L'hiver n'a pas été des plus tendres envers les promoteurs, puisque les acheteurs avaient le portefeuille gelé. Mais il semblerait que les choses se réchauffent puisqu'il y avait foule ce week-end lors de la grande tournée des maisons neuves.

«Les années d'élections, ce n'est jamais très bon. Il n'y a rien de mauvais, mais le monde a peur. Il y a tout le temps des nouvelles qui sortent qui font peur. Mais le District 55, c'est de la bonne nouvelle. À l'inverse, le parc industriel de Bécancour, où on a retardé la construction de deux usines sur trois, on le ressent beaucoup», explique Sébastien Paris, des Habitations Paris.

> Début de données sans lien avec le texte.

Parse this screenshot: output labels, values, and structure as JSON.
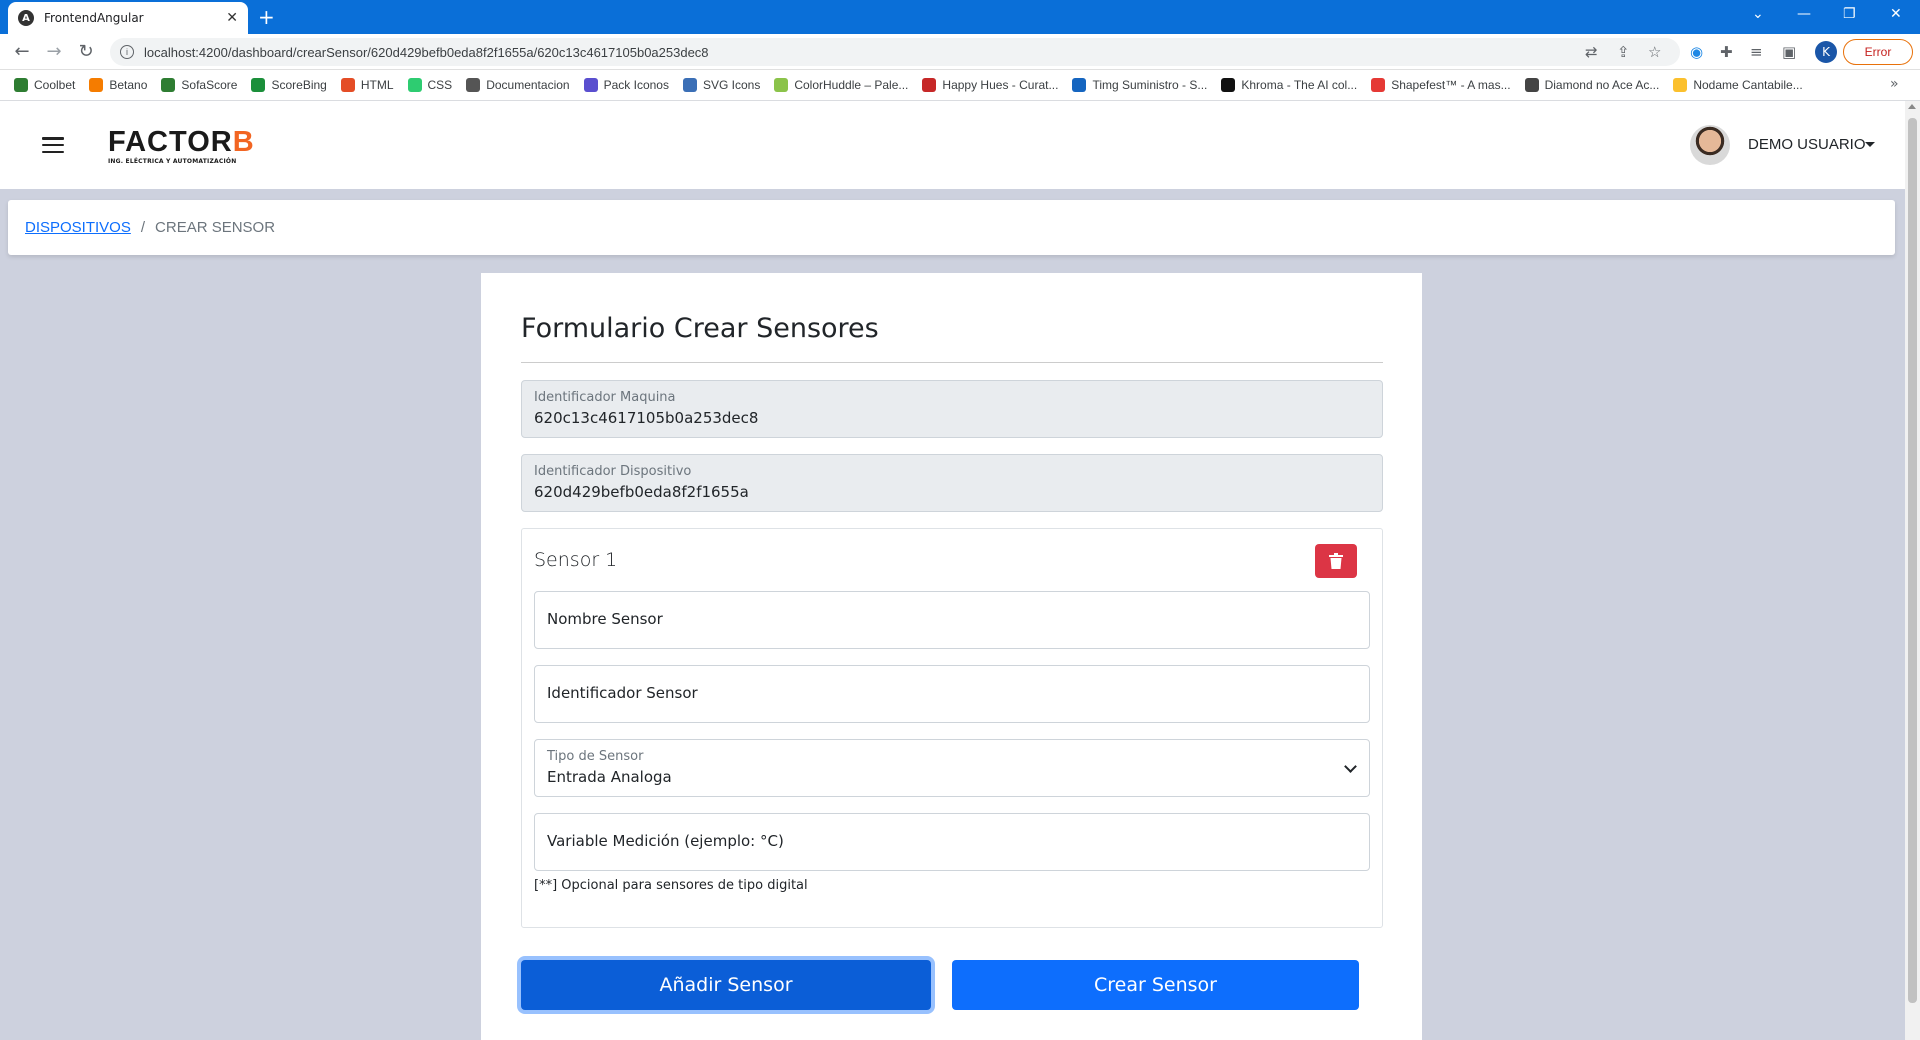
{
  "browser": {
    "tab_title": "FrontendAngular",
    "tab_icon_letter": "A",
    "url": "localhost:4200/dashboard/crearSensor/620d429befb0eda8f2f1655a/620c13c4617105b0a253dec8",
    "profile_letter": "K",
    "error_label": "Error",
    "bookmarks": [
      {
        "label": "Coolbet",
        "color": "#2e7d32"
      },
      {
        "label": "Betano",
        "color": "#f57c00"
      },
      {
        "label": "SofaScore",
        "color": "#2e7d32"
      },
      {
        "label": "ScoreBing",
        "color": "#1b8f3a"
      },
      {
        "label": "HTML",
        "color": "#e44d26"
      },
      {
        "label": "CSS",
        "color": "#2ecc71"
      },
      {
        "label": "Documentacion",
        "color": "#555555"
      },
      {
        "label": "Pack Iconos",
        "color": "#5a4fcf"
      },
      {
        "label": "SVG Icons",
        "color": "#3b6fb6"
      },
      {
        "label": "ColorHuddle – Pale...",
        "color": "#8bc34a"
      },
      {
        "label": "Happy Hues - Curat...",
        "color": "#c62828"
      },
      {
        "label": "Timg Suministro - S...",
        "color": "#1565c0"
      },
      {
        "label": "Khroma - The AI col...",
        "color": "#111111"
      },
      {
        "label": "Shapefest™ - A mas...",
        "color": "#e53935"
      },
      {
        "label": "Diamond no Ace Ac...",
        "color": "#444444"
      },
      {
        "label": "Nodame Cantabile...",
        "color": "#fbc02d"
      }
    ]
  },
  "header": {
    "logo_main": "FACTOR",
    "logo_accent": "B",
    "logo_sub": "ING. ELÉCTRICA Y AUTOMATIZACIÓN",
    "user_name": "DEMO USUARIO"
  },
  "breadcrumb": {
    "parent": "DISPOSITIVOS",
    "separator": "/",
    "current": "CREAR SENSOR"
  },
  "form": {
    "title": "Formulario Crear Sensores",
    "machine_id_label": "Identificador Maquina",
    "machine_id_value": "620c13c4617105b0a253dec8",
    "device_id_label": "Identificador Dispositivo",
    "device_id_value": "620d429befb0eda8f2f1655a",
    "sensor": {
      "title": "Sensor 1",
      "name_placeholder": "Nombre Sensor",
      "id_placeholder": "Identificador Sensor",
      "type_label": "Tipo de Sensor",
      "type_value": "Entrada Analoga",
      "variable_placeholder": "Variable Medición (ejemplo: °C)",
      "hint": "[**] Opcional para sensores de tipo digital"
    },
    "add_button": "Añadir Sensor",
    "create_button": "Crear Sensor"
  }
}
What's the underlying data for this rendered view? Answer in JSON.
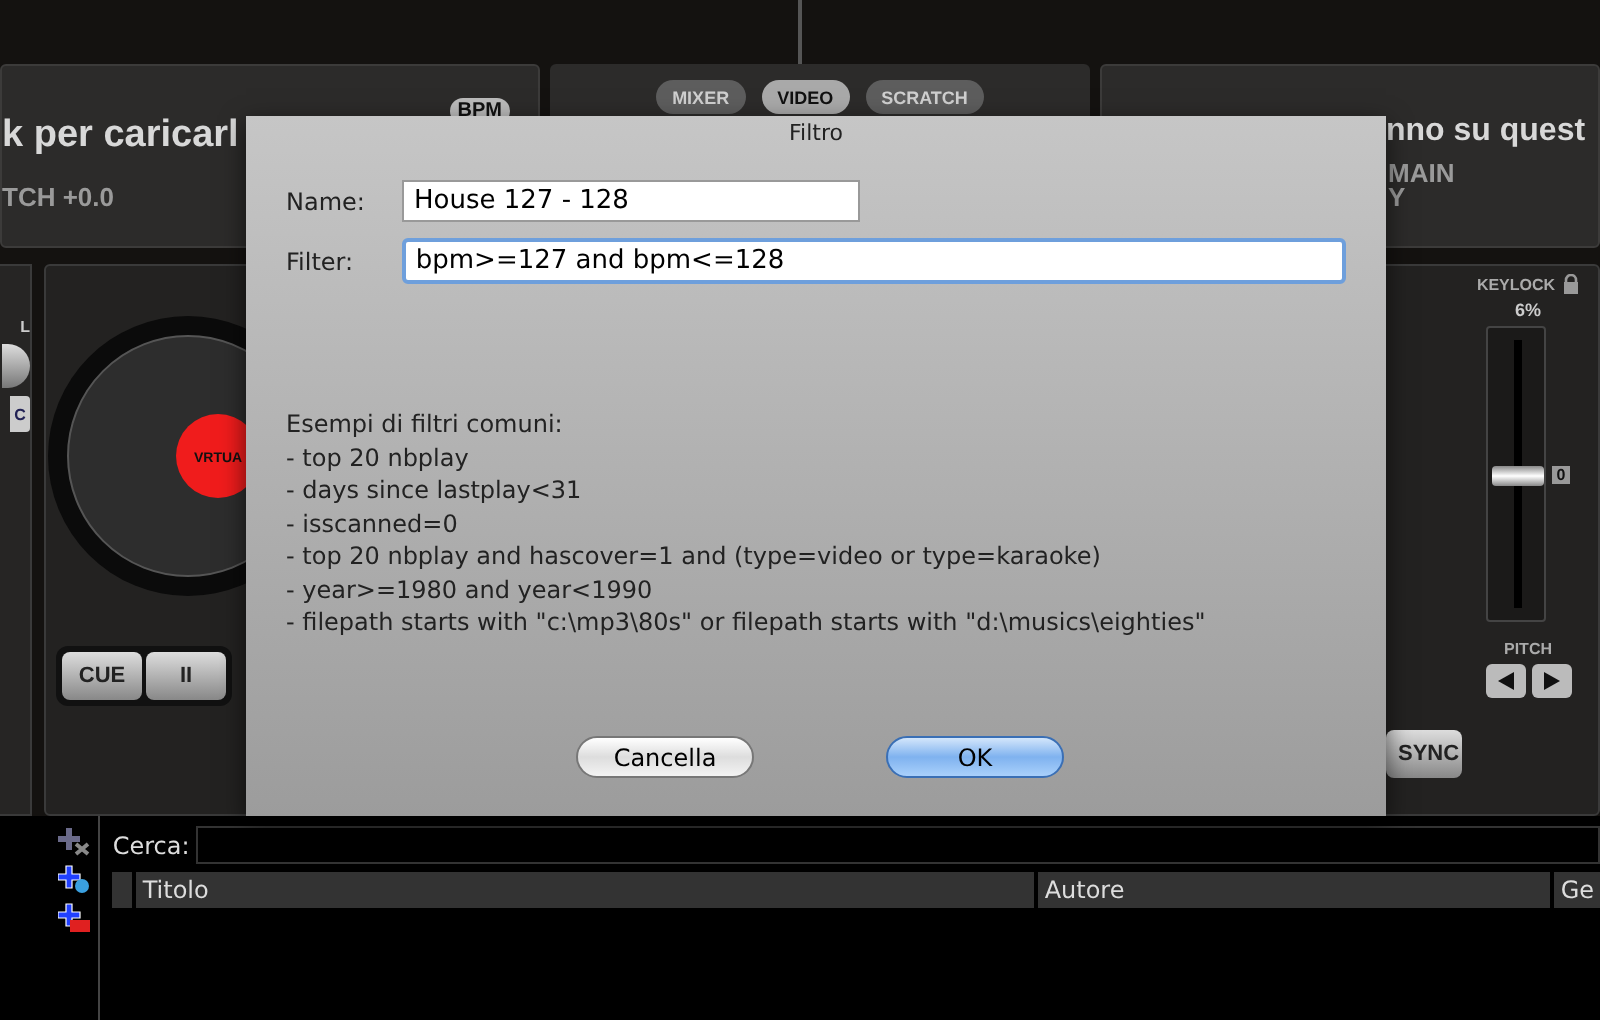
{
  "left_deck": {
    "title": "k per caricarl",
    "pitch": "TCH +0.0",
    "bpm_button": "BPM",
    "strip_label": "L",
    "strip_button": "C",
    "platter_label": "VRTUA",
    "buttons": [
      "CUE",
      "II"
    ]
  },
  "center_panel": {
    "tabs": [
      {
        "label": "MIXER",
        "selected": false
      },
      {
        "label": "VIDEO",
        "selected": true
      },
      {
        "label": "SCRATCH",
        "selected": false
      }
    ]
  },
  "right_deck": {
    "title": "nno su quest",
    "info_lines": [
      "MAIN",
      "Y"
    ],
    "keylock": "KEYLOCK",
    "keylock_value": "6%",
    "pitch_zero": "0",
    "pitch_label": "PITCH",
    "pitch_slider": {
      "level": 0.5
    },
    "sync": "SYNC"
  },
  "browser": {
    "search_label": "Cerca:",
    "columns": [
      "Titolo",
      "Autore",
      "Ge"
    ]
  },
  "dialog": {
    "title": "Filtro",
    "fields": [
      {
        "label": "Name:",
        "value": "House 127 - 128",
        "focused": false
      },
      {
        "label": "Filter:",
        "value": "bpm>=127 and bpm<=128",
        "focused": true
      }
    ],
    "examples_heading": "Esempi di filtri comuni:",
    "examples": [
      "- top 20 nbplay",
      "- days since lastplay<31",
      "- isscanned=0",
      "- top 20 nbplay and hascover=1 and (type=video or type=karaoke)",
      "- year>=1980 and year<1990",
      "- filepath starts with \"c:\\mp3\\80s\" or filepath starts with \"d:\\musics\\eighties\""
    ],
    "buttons": [
      {
        "label": "Cancella",
        "default": false
      },
      {
        "label": "OK",
        "default": true
      }
    ]
  }
}
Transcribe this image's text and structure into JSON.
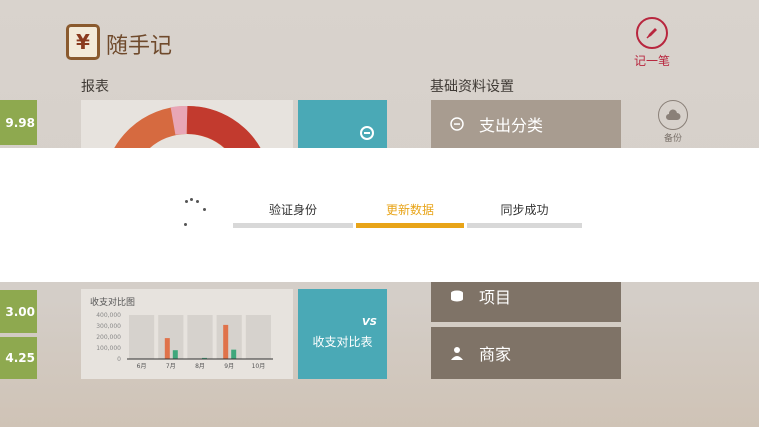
{
  "header": {
    "logo_glyph": "¥",
    "app_name": "随手记",
    "record_label": "记一笔",
    "pen_icon": "pen-icon"
  },
  "report": {
    "title": "报表",
    "left_values": [
      "9.98",
      "3.00",
      "4.25"
    ],
    "compare_tile_label": "收支对比表",
    "compare_tile_icon": "VS"
  },
  "settings": {
    "title": "基础资料设置",
    "backup_label": "备份",
    "items": [
      {
        "label": "支出分类",
        "icon": "minus-circle-icon"
      },
      {
        "label": "项目",
        "icon": "database-icon"
      },
      {
        "label": "商家",
        "icon": "person-icon"
      }
    ]
  },
  "chart_data": {
    "type": "bar",
    "title": "收支对比图",
    "categories": [
      "6月",
      "7月",
      "8月",
      "9月",
      "10月"
    ],
    "yticks": [
      "400,000",
      "300,000",
      "200,000",
      "100,000",
      "0"
    ],
    "ylim": [
      0,
      400000
    ],
    "series": [
      {
        "values": [
          0,
          190000,
          0,
          310000,
          0
        ],
        "color": "#e0734b"
      },
      {
        "values": [
          0,
          80000,
          10000,
          85000,
          0
        ],
        "color": "#3ea77c"
      }
    ],
    "colors": {
      "orange": "#e0734b",
      "green": "#3ea77c"
    }
  },
  "sync": {
    "steps": [
      {
        "label": "验证身份",
        "active": false
      },
      {
        "label": "更新数据",
        "active": true
      },
      {
        "label": "同步成功",
        "active": false
      }
    ],
    "accent": "#e8a418"
  }
}
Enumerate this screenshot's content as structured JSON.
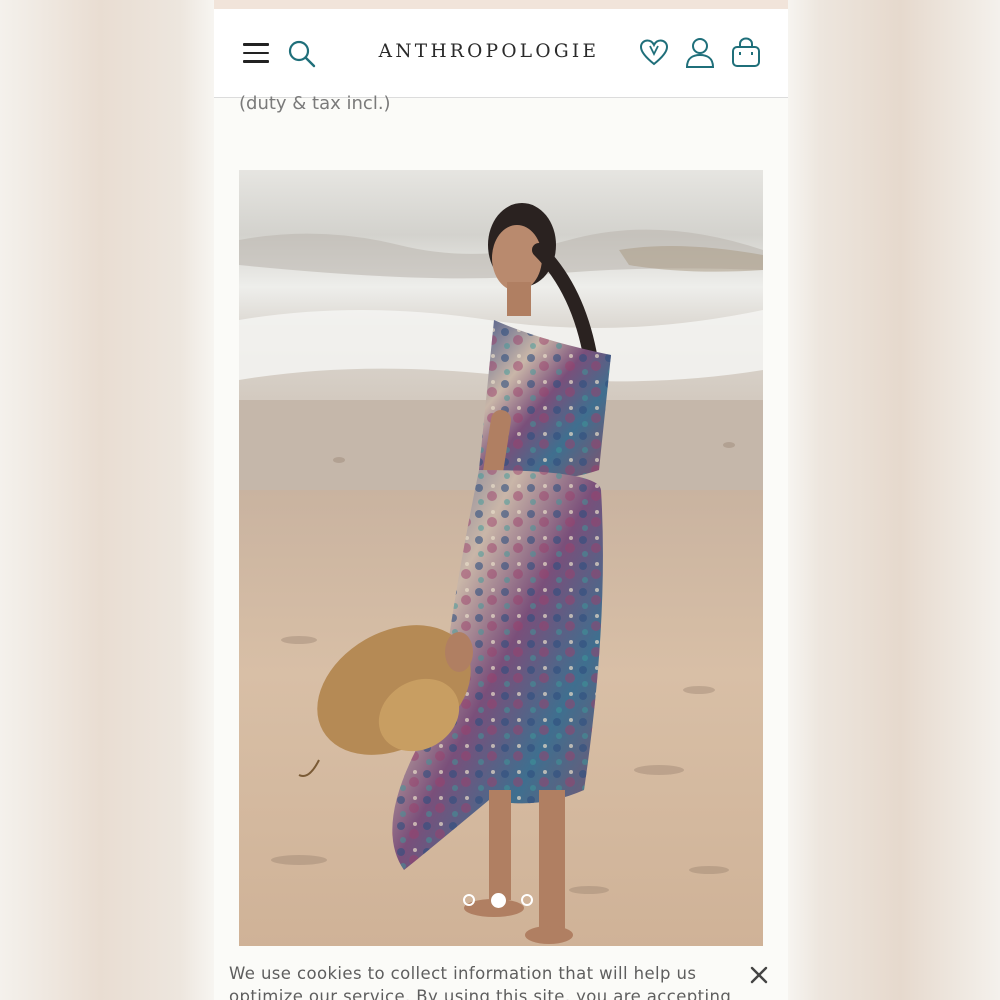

C'est d'ailleurs cette entreprise qui construira une partie des habitations au nouveau District 55, prévu pour le printemps 2017. Son modèle est d'ailleurs adapté au style de vie des retraités.

«Ils ne veulent pas l'entretien du terrain, ils veulent la qualité de vie, explique-t-il. J'ai un produit qui vise pratiquement juste les baby-boomers, un plain-pied sans sous-sol qui répond à leurs besoins. C'est vendu comme une maison de style condo, mais pour clientèle retraitée.»